Au parc national de Patvinsuo, nous nous relaxons sur une plage de sable aux abords du lac de Suomunjärvi et profitons du poêle à disposition pour faire des crêpes cuites au feu de bois. Il faut dire que le parc est extrêmement bien aménagé aves des refuges, des bûches de bois, des poêles, des toilettes sèches ainsi que des tours d'observations. Le lendemain à 4h du matin, équipés de thermos de thé chaud, de couvertures et hammock, nous rejoignons la tour d'observation de Teretinniemi, située au milieu d'une zone marécageuse où un ours a fait son apparition trois semaines plus tôt. Bien installés, nous attendons silencieusement l'apparition d'un animal, quel qu'il soit. Après avoir observé deux cygnes et leurs petits en trois heures et demie d'attente, nous rebroussons chemin.

Le ranger du parc national de Petkeljärvi nous informe qu'en 20 ans, il n'a rencontré que deux ours. Et les élans ? Comme toutes les personnes à qui nous avons demandées, l'endroit ou nous avons le plus de chance de voir un élan est sur la route, au levé ou au couché du soleil. Nous mettons toutes les chances de notre côté et quittons le parc national à 21h afin de conduire le long des forets au crépuscule. A minuit, il fait nuit noir et nous n'avons toujours pas vu d'élans.

Au centre de la ville d'Imatra, ville frontière avec la Russie, un barrage hydraulique retient l'eau de la rivière de Vuoksi. Chaque jour, le barrage est ouvert et en quelques minutes, la rivière asséchée est transformée en un canyon à l'eau tournoyante.

Nous continuons notre chemin par Lappenranta ou nous profitons de la plage et ses aménagements gratuits dont un toboggan et des plongeoirs. C'est aussi l'occasion d'admirer les énormes sculptures de sable exposées au bord du lac.

Nous visitons ensuite la petite ville médiévale de Porvoo et ses maisons de bois avant de prendre la route pour Helsinki.

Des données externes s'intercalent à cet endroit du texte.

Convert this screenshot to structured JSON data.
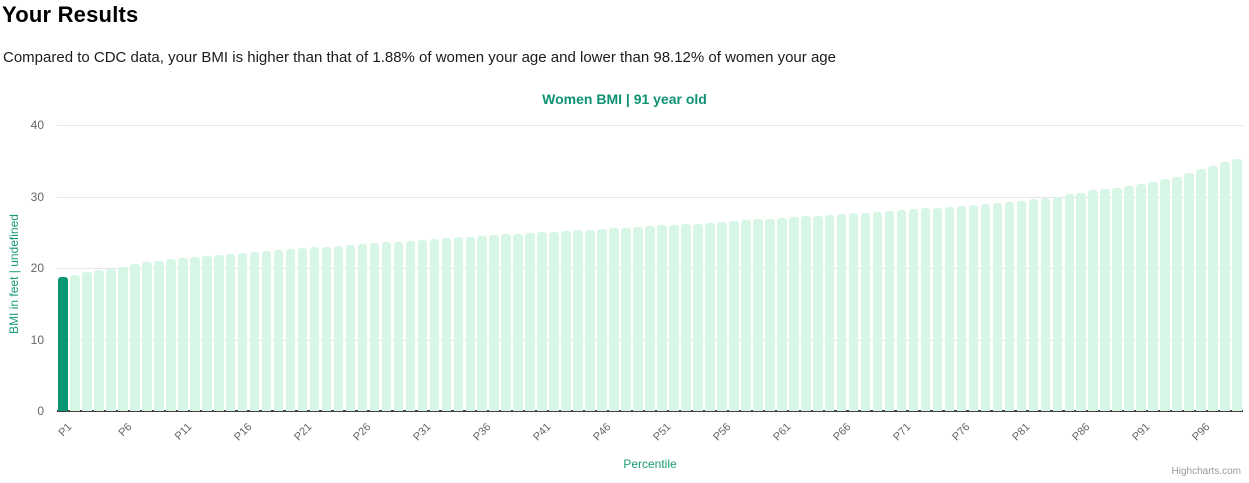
{
  "page": {
    "title": "Your Results",
    "subtitle": "Compared to CDC data, your BMI is higher than that of 1.88% of women your age and lower than 98.12% of women your age"
  },
  "chart": {
    "title": "Women BMI | 91 year old",
    "x_axis_title": "Percentile",
    "y_axis_title": "BMI in feet | undefined",
    "credit": "Highcharts.com",
    "colors": {
      "bar": "#d8f6e6",
      "highlight_bar": "#089673",
      "title": "#0f9274",
      "axis_title": "#1a9a78",
      "tick_label": "#666666",
      "grid": "#e6e6e6",
      "baseline": "#424242",
      "credit": "#999999"
    }
  },
  "chart_data": {
    "type": "bar",
    "title": "Women BMI | 91 year old",
    "xlabel": "Percentile",
    "ylabel": "BMI in feet | undefined",
    "ylim": [
      0,
      40
    ],
    "yticks": [
      0,
      10,
      20,
      30,
      40
    ],
    "grid": "horizontal",
    "legend_position": "none",
    "x_label_every": 5,
    "highlighted_category": "P1",
    "highlighted_index": 0,
    "categories": [
      "P1",
      "P2",
      "P3",
      "P4",
      "P5",
      "P6",
      "P7",
      "P8",
      "P9",
      "P10",
      "P11",
      "P12",
      "P13",
      "P14",
      "P15",
      "P16",
      "P17",
      "P18",
      "P19",
      "P20",
      "P21",
      "P22",
      "P23",
      "P24",
      "P25",
      "P26",
      "P27",
      "P28",
      "P29",
      "P30",
      "P31",
      "P32",
      "P33",
      "P34",
      "P35",
      "P36",
      "P37",
      "P38",
      "P39",
      "P40",
      "P41",
      "P42",
      "P43",
      "P44",
      "P45",
      "P46",
      "P47",
      "P48",
      "P49",
      "P50",
      "P51",
      "P52",
      "P53",
      "P54",
      "P55",
      "P56",
      "P57",
      "P58",
      "P59",
      "P60",
      "P61",
      "P62",
      "P63",
      "P64",
      "P65",
      "P66",
      "P67",
      "P68",
      "P69",
      "P70",
      "P71",
      "P72",
      "P73",
      "P74",
      "P75",
      "P76",
      "P77",
      "P78",
      "P79",
      "P80",
      "P81",
      "P82",
      "P83",
      "P84",
      "P85",
      "P86",
      "P87",
      "P88",
      "P89",
      "P90",
      "P91",
      "P92",
      "P93",
      "P94",
      "P95",
      "P96",
      "P97",
      "P98",
      "P99"
    ],
    "values": [
      18.7,
      19.0,
      19.4,
      19.7,
      19.9,
      20.2,
      20.5,
      20.8,
      21.0,
      21.2,
      21.35,
      21.5,
      21.7,
      21.85,
      22.0,
      22.1,
      22.25,
      22.4,
      22.5,
      22.65,
      22.8,
      22.9,
      23.0,
      23.1,
      23.25,
      23.35,
      23.5,
      23.6,
      23.7,
      23.8,
      23.95,
      24.05,
      24.15,
      24.3,
      24.35,
      24.5,
      24.6,
      24.7,
      24.8,
      24.9,
      25.0,
      25.05,
      25.15,
      25.25,
      25.3,
      25.45,
      25.55,
      25.65,
      25.75,
      25.85,
      25.95,
      26.05,
      26.1,
      26.2,
      26.3,
      26.5,
      26.6,
      26.65,
      26.8,
      26.9,
      27.0,
      27.15,
      27.25,
      27.3,
      27.4,
      27.55,
      27.65,
      27.7,
      27.9,
      28.0,
      28.15,
      28.25,
      28.35,
      28.45,
      28.6,
      28.65,
      28.85,
      28.95,
      29.1,
      29.25,
      29.4,
      29.6,
      29.75,
      29.9,
      30.3,
      30.55,
      30.85,
      31.05,
      31.2,
      31.5,
      31.8,
      32.1,
      32.4,
      32.7,
      33.3,
      33.8,
      34.3,
      34.8,
      35.2
    ]
  }
}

Dans la capitale, nous nous installons sur le parking du stade olympique, à quelques pas du centre ville et du parc d'attraction.

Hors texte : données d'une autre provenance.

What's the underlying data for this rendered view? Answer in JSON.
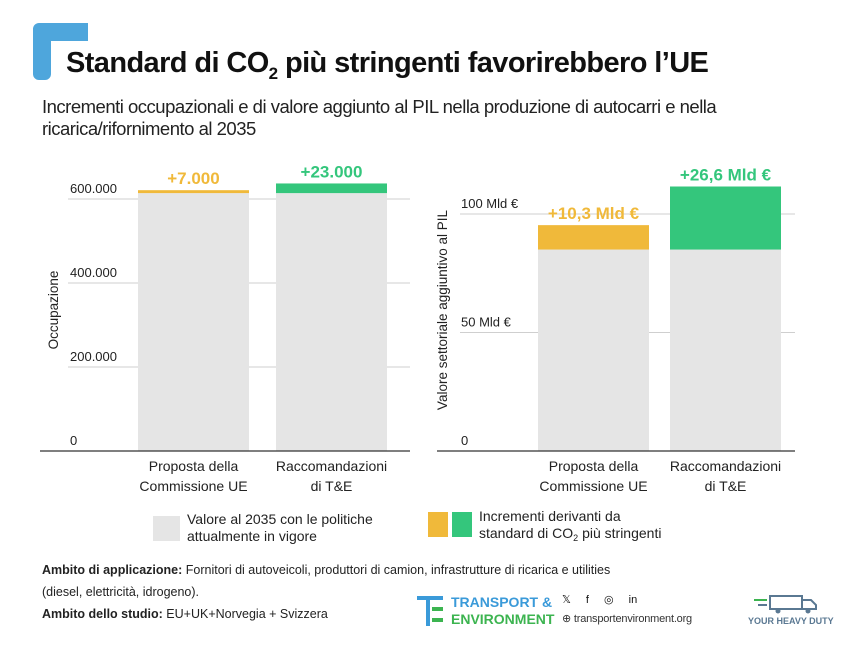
{
  "title": {
    "pre": "Standard di CO",
    "sub": "2",
    "post": " più stringenti favorirebbero l’UE"
  },
  "subtitle": "Incrementi occupazionali e di valore aggiunto al PIL nella produzione di autocarri e nella ricarica/rifornimento al 2035",
  "colors": {
    "base": "#e5e5e5",
    "yellow": "#f0b93a",
    "green": "#34c67c",
    "accent": "#4ea6dc"
  },
  "chart_data": [
    {
      "type": "bar",
      "stacked": true,
      "ylabel": "Occupazione",
      "ylim": [
        0,
        700000
      ],
      "yticks": [
        {
          "v": 0,
          "label": "0"
        },
        {
          "v": 200000,
          "label": "200.000"
        },
        {
          "v": 400000,
          "label": "400.000"
        },
        {
          "v": 600000,
          "label": "600.000"
        }
      ],
      "categories": [
        [
          "Proposta della",
          "Commissione UE"
        ],
        [
          "Raccomandazioni",
          "di T&E"
        ]
      ],
      "base": [
        614000,
        614000
      ],
      "increment": [
        7000,
        23000
      ],
      "increment_colors": [
        "yellow",
        "green"
      ],
      "labels": [
        "+7.000",
        "+23.000"
      ]
    },
    {
      "type": "bar",
      "stacked": true,
      "ylabel": "Valore settoriale aggiuntivo al PIL",
      "ylim": [
        0,
        120
      ],
      "yticks": [
        {
          "v": 0,
          "label": "0"
        },
        {
          "v": 50,
          "label": "50 Mld €"
        },
        {
          "v": 100,
          "label": "100 Mld €"
        }
      ],
      "categories": [
        [
          "Proposta della",
          "Commissione UE"
        ],
        [
          "Raccomandazioni",
          "di T&E"
        ]
      ],
      "base": [
        85,
        85
      ],
      "increment": [
        10.3,
        26.6
      ],
      "increment_colors": [
        "yellow",
        "green"
      ],
      "labels": [
        "+10,3 Mld €",
        "+26,6 Mld €"
      ]
    }
  ],
  "legend": {
    "base": [
      "Valore al 2035 con le politiche",
      "attualmente in vigore"
    ],
    "increment": [
      "Incrementi derivanti da",
      "standard di CO",
      "2",
      " più stringenti"
    ]
  },
  "notes": {
    "scope_label": "Ambito di applicazione:",
    "scope_text": " Fornitori di autoveicoli, produttori di camion, infrastrutture di ricarica e utilities",
    "scope_text2": "(diesel, elettricità, idrogeno).",
    "study_label": "Ambito dello studio:",
    "study_text": " EU+UK+Norvegia + Svizzera"
  },
  "footer": {
    "logo_line1": "TRANSPORT &",
    "logo_line2": "ENVIRONMENT",
    "social": "𝕏 f ◎ in",
    "website": "⊕ transportenvironment.org",
    "campaign": "YOUR HEAVY DUTY"
  }
}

Malgré les paysages peu variés, le pays nous aura offert deux semaines de grande liberté et de paix. Il y a de la place pour tout le monde et les Finlandais sont plutôt discrets. Les lacs et rivières abondent et nous offrent des supers coins pour la nuit. La foret recouvrant le pays regorge de champignons et baies que nous avons cueillis et mangés sans modération. Malheureusement, nous n'avons pas eu la chance de voir les animaux sauvages, dont l'ours et l'élan que nous avions pu observer sans difficulté aux Etats Unis. Alors que nous nous étions préparés mentalement à vivre un véritable enfer avec les moustiques, nous sommes soulagés de nous apercevoir qu'en fin juillet, il n'y en a pas plus qu'ailleurs.

Nous quittons le pays par Turku en navigant à travers son archipel afin de rejoindre la capitale Suédoise.